Bill has cystic fibrosis and received a double-lung transplant approximately 8 months ago. When you see him in your follow-up clinic today he looks far more short of breath than on his last appearance. Your nurse measures his oxygen saturation at rest on room air (normal, nonsmoker: 97%-100%), and you are disturbed to find his level only 88%. He becomes quite cyanotic (low oxygen supply to peripheral tissues) with minimal exertion in your office. He has diffuse wheezes throughout the lung fields and is afebrile. There has been no recent change in immunosuppressive therapy. You admit him to a hospital for further investigation.

QUESTIONS FOR GROUP DISCUSSION

1. What is the genetic defect in cystic fibrosis? To what types of infections are these patients particularly prone?
2. Explain why patients with cystic fibrosis are prone to infection with Staphylococcus aureus and Pseudomonas aeruginosa.
3. One of the first considerations in a patient with a relatively recent transplant is acute rejection. However, evidence of acute rejection typically occurs in the first 2 months, and so one would have expected some earlier indication that this was occurring. What is the accepted therapy for a patient who is undergoing acute rejection of the transplanted tissue? (See Introduction to Transplantation and Case 42.)
4. This patient had received a double-lung transplant (instead of a single lung). This is a generally accepted procedure for patients with cystic fibrosis. Explain.
5. What is your primary concern in a patient who is immunosuppressed? Explain why immunosuppressive therapy would predispose an individual to viral and fungal infections, in particular.
6. To which viral infections are immunosuppressed patients particularly prone? Describe the immunoevasive strategies that are protective for these viruses and explain why they hinder destruction of the virally infected cells.
7. The wheezing probably reflects generalized airway irritation/hyperreactivity and not a type I hypersensitivity reaction in that no change in medication is reported. Type I hypersensitivity reactions are associated with the production of IgE, mast cell degranulation, histamine and leukotriene release, and eosinophilia. As a review, discuss the mechanisms by which each of these occurs with emphasis on the role of interleukin (IL)-4 and IL-5.
8. A bronchoscopy sample of this patient’s lung revealed a chronic inflammatory/fibrosing picture referred to as bronchiolitis obliterans (loss of small airways and chronic graft loss). Explain why increasing immunosuppressants would not help this patient yet would help a patient experiencing acute rejection. (Bronchoscopy is a diagnostic technique in which a tiny camera, within a tube, is inserted into the lungs via the nose or mouth. In addition to generating a “picture” of the airways, it is possible to obtain samples of the lung tissue and secretions.) (See Introduction to Transplantation and Case 42.)
9. Treatment measures are still in their infancy, among which is the administration of IL-10 in aerosolized fashion. Explain the rationale for this approach. Include in your discussion each of the following: antigen-presenting cells; natural killer (NK) cells; Thp, Th0, and Th1 cells; and type 1 cytokines.
10. Explain the rationale for considering anti-integrin antibodies as therapeutic agents for chronic rejection. (Hint: inflammation is a component of chronic rejection.) What is the “down side” to this type of approach?

RECOMMENDED APPROACH

Implications/Analysis of Family History

Cystic fibrosis is an autosomal recessive disorder resulting from mutations in a gene that encodes the cystic fibrosis transmembrane regulator (CFTR), an epithelial chloride channel expressed in a number of tissues, including airways, testis, and pancreas. Depending on the mutation, CFTR may function abnormally or not be expressed at all. Although we are not given a family history, Bill’s parents would both have been carriers (heterozygotes) for the mutated CFTR. In the general population the frequency of heterozygosity is 1:40, with the incidence of CF about 1:2000.

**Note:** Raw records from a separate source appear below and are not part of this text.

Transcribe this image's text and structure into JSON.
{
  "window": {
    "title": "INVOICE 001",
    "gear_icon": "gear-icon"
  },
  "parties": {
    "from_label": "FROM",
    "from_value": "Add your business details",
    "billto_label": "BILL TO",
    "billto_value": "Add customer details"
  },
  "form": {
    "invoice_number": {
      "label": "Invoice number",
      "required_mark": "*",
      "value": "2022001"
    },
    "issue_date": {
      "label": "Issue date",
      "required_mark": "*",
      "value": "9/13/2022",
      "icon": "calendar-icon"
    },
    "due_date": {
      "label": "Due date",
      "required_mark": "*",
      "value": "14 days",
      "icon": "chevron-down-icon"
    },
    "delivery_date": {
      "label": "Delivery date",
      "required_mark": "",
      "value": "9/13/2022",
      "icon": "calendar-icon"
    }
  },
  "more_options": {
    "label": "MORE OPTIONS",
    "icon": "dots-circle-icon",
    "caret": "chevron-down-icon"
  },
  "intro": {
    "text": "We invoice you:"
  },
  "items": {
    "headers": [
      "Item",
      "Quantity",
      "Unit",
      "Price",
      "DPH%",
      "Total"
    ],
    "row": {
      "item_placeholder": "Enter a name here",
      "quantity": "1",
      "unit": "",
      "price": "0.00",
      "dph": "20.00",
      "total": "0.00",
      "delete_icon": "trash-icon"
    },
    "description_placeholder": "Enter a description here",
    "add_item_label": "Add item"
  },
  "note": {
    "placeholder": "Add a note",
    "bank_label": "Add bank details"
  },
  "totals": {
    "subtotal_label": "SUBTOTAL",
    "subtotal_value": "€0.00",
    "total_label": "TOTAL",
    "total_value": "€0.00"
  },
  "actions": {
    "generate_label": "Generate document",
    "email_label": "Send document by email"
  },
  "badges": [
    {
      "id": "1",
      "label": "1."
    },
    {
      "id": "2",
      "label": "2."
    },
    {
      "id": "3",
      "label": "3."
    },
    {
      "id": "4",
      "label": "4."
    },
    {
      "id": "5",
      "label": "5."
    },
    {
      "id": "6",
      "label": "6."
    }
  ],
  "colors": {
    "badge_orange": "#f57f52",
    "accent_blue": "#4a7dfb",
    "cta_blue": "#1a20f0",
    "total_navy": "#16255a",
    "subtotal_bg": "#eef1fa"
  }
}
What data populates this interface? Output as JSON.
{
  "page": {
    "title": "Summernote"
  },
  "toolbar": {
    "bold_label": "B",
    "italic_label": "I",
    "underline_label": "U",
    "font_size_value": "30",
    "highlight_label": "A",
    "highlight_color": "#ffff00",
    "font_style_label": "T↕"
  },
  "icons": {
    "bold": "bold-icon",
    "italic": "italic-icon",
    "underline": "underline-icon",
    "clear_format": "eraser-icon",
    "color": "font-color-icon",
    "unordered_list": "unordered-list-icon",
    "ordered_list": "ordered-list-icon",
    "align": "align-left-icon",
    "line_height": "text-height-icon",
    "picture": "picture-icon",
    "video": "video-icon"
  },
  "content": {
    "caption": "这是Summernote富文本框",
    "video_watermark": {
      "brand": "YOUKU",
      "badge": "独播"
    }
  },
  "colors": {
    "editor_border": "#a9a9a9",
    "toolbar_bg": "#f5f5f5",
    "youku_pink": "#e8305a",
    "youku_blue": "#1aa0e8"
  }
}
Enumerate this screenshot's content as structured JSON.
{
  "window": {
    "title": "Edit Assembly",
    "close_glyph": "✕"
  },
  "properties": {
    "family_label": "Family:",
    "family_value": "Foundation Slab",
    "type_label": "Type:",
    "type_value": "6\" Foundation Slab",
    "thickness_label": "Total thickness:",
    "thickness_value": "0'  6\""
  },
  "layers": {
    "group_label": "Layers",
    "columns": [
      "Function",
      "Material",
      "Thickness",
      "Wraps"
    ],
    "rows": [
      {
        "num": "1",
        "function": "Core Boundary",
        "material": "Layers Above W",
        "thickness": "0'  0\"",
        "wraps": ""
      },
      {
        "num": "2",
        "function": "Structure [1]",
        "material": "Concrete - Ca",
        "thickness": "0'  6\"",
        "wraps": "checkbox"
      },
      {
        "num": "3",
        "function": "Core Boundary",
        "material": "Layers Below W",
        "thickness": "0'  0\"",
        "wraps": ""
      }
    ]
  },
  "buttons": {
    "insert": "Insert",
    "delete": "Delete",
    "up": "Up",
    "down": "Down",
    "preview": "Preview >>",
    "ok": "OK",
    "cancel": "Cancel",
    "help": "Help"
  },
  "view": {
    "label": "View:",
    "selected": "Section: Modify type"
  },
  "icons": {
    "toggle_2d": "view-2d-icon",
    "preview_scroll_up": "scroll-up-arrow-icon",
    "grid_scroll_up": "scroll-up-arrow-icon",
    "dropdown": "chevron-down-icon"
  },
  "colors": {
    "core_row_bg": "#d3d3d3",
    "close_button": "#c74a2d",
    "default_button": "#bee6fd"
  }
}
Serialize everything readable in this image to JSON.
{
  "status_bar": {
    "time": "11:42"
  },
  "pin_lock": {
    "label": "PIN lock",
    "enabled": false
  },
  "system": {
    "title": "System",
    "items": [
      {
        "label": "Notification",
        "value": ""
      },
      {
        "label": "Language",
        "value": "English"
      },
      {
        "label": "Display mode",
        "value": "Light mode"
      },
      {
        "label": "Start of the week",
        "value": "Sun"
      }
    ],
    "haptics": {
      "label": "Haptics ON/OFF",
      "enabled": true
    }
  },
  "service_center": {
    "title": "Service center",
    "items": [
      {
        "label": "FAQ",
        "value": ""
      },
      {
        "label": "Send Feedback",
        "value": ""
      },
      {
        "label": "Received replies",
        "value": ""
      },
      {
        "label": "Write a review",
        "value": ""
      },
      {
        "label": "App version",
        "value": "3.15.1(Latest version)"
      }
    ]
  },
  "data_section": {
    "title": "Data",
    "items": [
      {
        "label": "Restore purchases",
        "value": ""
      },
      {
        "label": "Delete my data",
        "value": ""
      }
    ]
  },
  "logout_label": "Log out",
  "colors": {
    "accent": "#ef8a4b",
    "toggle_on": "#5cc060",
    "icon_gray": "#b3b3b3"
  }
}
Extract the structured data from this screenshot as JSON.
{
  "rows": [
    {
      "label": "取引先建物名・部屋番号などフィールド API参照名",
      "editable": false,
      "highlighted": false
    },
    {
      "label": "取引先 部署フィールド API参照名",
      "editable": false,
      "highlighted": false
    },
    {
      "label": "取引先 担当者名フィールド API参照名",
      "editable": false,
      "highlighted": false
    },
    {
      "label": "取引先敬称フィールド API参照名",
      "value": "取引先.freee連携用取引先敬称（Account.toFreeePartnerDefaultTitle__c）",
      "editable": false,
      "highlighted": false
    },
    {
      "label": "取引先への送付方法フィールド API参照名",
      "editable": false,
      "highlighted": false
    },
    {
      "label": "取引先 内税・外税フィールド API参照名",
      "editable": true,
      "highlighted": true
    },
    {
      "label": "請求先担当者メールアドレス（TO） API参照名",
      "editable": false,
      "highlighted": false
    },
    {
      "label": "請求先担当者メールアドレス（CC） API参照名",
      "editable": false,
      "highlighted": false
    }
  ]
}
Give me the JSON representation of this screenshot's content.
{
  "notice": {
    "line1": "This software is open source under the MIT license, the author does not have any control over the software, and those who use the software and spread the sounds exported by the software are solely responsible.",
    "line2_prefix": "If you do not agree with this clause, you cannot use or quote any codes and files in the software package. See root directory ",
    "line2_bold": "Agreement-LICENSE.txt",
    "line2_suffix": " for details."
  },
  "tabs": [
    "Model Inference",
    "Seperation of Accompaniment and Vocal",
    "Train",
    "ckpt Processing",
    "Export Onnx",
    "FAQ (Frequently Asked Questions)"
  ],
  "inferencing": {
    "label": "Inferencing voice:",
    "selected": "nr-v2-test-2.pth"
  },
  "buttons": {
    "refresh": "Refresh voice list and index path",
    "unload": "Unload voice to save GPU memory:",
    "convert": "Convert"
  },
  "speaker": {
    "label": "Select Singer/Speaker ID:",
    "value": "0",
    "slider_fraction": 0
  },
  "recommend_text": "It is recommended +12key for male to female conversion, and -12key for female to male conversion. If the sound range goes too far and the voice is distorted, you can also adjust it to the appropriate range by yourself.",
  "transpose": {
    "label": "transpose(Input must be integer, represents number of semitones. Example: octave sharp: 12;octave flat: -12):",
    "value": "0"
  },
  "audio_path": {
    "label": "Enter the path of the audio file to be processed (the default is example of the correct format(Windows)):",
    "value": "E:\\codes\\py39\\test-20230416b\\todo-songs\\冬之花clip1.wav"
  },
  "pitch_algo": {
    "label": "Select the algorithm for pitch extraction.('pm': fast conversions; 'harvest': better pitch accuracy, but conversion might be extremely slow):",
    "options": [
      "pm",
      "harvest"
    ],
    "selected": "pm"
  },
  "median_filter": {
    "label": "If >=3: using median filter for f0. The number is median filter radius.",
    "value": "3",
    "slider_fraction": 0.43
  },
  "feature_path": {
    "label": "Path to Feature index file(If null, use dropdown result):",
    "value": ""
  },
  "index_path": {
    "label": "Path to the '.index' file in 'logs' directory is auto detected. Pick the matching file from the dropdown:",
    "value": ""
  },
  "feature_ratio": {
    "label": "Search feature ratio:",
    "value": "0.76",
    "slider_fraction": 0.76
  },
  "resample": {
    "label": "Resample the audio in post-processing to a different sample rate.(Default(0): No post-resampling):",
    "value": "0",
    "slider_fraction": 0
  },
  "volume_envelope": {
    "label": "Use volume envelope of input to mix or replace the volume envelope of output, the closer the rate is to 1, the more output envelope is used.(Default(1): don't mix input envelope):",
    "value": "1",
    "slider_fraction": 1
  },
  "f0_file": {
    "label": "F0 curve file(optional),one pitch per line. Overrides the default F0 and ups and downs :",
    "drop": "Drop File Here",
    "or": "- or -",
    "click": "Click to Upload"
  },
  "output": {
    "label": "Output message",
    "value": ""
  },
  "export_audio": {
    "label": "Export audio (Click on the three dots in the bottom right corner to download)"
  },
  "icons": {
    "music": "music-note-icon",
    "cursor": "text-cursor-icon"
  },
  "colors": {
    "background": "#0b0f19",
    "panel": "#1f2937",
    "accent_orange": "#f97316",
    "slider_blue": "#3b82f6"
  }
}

Implications/Analysis of Clinical History

Patients with cystic fibrosis represent the highest group receiving double-lung transplants for end-stage lung disease. These patients generally receive a double-lung transplant instead of a single lung because Staphylococcus aureus and Pseudomonas aeruginosa infections are common in this patient population. Given that Bill had a double-lung transplant, a bacterial infection as a result of cross-contamination from the donor lung is unlikely, particularly since he is afebrile.

The fact that Bill is short of breath with minimal exertion suggests that his peripheral tissues are not receiving sufficient oxygen. In addition, the wheezes throughout the lung fields probably reflect generalized airway irritation/hyperreactivity and should be treated with bronchodilators and/or corticosteroids (which is temporizing therapy until we find the cause). There is no change in medications reported. Thus, it is (in general) unlikely to be a new hypersensitivity reaction to a medication. Such a reaction would likely be associated with predominant IL-4/IL-5 and leukotriene mediator release, along with hypereosinophilia.

The fact that Bill is receiving immunosuppressive therapy, a viral infection, particularly with cytomegalovirus (human herpesvirus 5) or Epstein-Barr virus (human herpesvirus 4) as a causative agent for pneumonitis is plausible.

These viruses sabotage the expression of the peptide/class I MHC complexes on the cell surface. This effectively protects the virus and the infected cells can serve as veritable “factories and reservoirs” for viruses.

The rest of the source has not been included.